Ricordi, riflessioni e bilanci di fine stagione

curva nord-9

La fine della stagione porta con sé riflessioni, lo sguardo che si volta indietro e vede un percorso fatto di 43 partite, ma la volontà di pensare già al futuro verso la prossima stagione.

Riavvolgendo il nastro dei ricordi, scappa un sorriso ripensando al ritiro estivo di Auronzo di Cadore. Il sogno Bielsa che diventa un brusco risveglio chiamato Simone Inzaghi. Un rimpiazzo?La seconda scelta che pronosticava l’ennesima stagione partita con il piede sbagliato. Un mercato estivo dal basso profilo: Leitner, Luis Alberto, Lukaku, Wallace, Bastos e una scommessa Ciro Immobile.

Ciro, quello che si era perso tra Dortmund e Siviglia e cercava il riscatto in Italia. Ventitré gol, quarantuno partite nella sua prima stagione in biancoceleste, l’uomo più impiegato da Simone Inzaghi. Per lui il bilancio della stagione è ottimo. Meglio di qualsiasi previsione più rosea. Ha trascinato la Lazio in Europa League, conquistando la Nazionale puntando dritto ai mondiali.

L’altro miracolo firmato Inzaghi è Lucas Biglia. Sulle sue doti non si è mai discusso, ma la continuità e l’autorità con la quale si è impossessato del centrocampo biancoceleste è stata una piacevole costante alla quale i tifosi biancocelesti si sono abituati.
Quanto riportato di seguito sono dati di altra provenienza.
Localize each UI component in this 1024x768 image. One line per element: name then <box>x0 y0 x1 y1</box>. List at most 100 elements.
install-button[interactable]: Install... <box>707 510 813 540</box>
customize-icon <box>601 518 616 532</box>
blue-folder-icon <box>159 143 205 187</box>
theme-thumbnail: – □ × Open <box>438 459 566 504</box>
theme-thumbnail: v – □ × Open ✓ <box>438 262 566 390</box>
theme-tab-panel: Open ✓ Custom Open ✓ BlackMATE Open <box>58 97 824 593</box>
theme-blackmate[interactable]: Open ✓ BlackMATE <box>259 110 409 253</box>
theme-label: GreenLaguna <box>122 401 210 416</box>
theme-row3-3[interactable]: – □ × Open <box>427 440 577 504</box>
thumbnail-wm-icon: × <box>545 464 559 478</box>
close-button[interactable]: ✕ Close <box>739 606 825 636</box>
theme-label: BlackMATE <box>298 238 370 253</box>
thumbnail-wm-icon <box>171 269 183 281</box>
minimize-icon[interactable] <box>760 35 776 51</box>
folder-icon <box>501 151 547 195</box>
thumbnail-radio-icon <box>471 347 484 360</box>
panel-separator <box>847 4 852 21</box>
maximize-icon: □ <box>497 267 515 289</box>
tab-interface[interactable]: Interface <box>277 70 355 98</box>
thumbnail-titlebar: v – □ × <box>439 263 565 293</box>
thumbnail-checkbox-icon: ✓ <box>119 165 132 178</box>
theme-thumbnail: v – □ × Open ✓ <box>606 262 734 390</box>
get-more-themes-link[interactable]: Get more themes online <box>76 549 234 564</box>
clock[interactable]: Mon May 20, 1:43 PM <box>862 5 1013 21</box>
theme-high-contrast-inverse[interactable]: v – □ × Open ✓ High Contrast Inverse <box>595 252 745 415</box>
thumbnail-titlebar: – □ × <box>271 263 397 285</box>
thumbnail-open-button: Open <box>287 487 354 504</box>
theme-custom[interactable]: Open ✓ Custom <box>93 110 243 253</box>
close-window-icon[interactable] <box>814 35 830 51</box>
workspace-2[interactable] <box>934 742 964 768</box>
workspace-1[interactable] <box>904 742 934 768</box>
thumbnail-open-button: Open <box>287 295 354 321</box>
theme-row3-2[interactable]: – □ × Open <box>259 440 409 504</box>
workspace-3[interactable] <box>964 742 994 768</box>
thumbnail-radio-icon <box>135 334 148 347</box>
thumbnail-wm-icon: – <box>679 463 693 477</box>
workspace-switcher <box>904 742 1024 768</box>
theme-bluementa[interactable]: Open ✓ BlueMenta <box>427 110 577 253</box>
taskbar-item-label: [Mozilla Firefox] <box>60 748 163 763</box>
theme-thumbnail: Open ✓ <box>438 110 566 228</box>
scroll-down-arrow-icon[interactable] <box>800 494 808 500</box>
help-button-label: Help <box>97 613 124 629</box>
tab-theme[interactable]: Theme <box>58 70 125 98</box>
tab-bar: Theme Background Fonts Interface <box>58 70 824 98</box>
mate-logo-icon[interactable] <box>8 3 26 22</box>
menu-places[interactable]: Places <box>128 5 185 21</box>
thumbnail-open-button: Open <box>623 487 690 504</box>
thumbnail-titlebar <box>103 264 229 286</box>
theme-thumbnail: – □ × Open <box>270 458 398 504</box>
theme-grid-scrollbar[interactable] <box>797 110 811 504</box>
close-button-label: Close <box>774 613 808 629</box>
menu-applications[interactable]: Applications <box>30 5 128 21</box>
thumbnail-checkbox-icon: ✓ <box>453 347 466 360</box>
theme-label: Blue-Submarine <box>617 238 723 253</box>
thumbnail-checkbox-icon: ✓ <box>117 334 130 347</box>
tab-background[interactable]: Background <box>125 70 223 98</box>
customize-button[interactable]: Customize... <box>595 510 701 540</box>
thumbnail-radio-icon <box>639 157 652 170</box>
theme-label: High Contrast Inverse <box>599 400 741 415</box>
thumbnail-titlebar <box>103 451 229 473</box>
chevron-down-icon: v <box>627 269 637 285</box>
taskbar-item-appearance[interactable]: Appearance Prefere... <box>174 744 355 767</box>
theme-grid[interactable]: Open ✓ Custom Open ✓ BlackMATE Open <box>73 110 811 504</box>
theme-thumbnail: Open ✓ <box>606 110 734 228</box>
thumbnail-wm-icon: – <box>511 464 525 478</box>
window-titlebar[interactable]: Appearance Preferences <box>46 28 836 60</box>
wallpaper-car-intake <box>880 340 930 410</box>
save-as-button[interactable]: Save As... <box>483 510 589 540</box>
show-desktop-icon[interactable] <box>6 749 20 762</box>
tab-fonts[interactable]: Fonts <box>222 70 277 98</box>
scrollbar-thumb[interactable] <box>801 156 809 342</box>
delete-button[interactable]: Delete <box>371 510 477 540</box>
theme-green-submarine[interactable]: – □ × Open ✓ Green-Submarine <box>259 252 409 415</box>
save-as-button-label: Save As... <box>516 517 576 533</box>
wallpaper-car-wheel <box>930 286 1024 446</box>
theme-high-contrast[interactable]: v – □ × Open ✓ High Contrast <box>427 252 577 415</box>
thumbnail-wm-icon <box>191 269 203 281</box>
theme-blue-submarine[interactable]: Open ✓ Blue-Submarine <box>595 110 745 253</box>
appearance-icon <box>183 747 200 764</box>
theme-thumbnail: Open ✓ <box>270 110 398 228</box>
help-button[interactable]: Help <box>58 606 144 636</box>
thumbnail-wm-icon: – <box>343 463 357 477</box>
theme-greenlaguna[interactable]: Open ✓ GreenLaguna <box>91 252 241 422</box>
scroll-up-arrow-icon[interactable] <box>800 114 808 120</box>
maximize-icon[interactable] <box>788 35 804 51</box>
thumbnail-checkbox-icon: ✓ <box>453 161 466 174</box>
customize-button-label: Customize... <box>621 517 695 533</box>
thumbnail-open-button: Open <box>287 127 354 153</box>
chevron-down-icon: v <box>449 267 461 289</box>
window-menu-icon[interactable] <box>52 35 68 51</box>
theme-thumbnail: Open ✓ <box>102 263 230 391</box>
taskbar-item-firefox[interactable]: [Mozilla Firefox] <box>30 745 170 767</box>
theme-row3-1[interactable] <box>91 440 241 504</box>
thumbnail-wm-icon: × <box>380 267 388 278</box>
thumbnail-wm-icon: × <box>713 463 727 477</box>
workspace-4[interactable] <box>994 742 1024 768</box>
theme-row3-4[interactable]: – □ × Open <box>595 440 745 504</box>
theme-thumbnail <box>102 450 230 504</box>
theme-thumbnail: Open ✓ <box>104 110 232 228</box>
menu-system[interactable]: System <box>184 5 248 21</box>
Il bilancio della prima stagione di Inzaghi è senza dubbio eccezionale. Promosso a pieni voti. È riuscito a risolvere già dall’estate l’intrigo più spinoso: Keita. Ha gestito il senegalese nel migliore dei modi anche corso della stagione, facendogli sopportare qualche panchina quando la condizione non lo ha assistito. Dimostrandosi impeccabile nella gestione del gruppo. Ha conquistato l’Europa League, quello il vero obiettivo della stagione. Il quinto posto finale è espressione del calcio messo in campo dall’allenatore biancoceleste. Umile contro le squadre che prediligono il pallino del gioco, ma dominante con le piccole. E poi la Coppa Italia. Le due partite più importanti della stagione, che hanno consegnato la lode a Inzaghi. Il derby di andata di Coppa Italia la vera impresa tattica. Forse la miglior partita biancoceleste per emozioni ed intensità della stagione. Unico rammarico, quella finale contro la Juventus nella quale la Lazio non è mai riuscita realmente ad opporsi ai bianconeri. Ma vista la stagione di Higuain e compagni, forse ci sarà qualche recriminazione in meno.

Fare bilanci alla fine dell’anno risulta complicato, perché chiusa una stagione si pensa subito a quella successiva. Per questo il giudizio più completo su Inzaghi si potrà dare nella prossima stagione. Quella in cui dovrà riconfermare i progressi ottenuti, quella dove sarà impegnato sui tre fronti, ma soprattutto gli verrà chiesto un passo avanti nella crescita di questa squadra. Lo sguardo è rivolto verso il futuro. Si ripartirà di nuovo da Auronzo. Di nuovo da Inzaghi, la costante della stagione biancoceleste. Si è seduto sulla panchina della Lazio e non si è più voltato indietro. Così come dovrà fare la Lazio, per continuare a crescere, puntando sempre più in alto.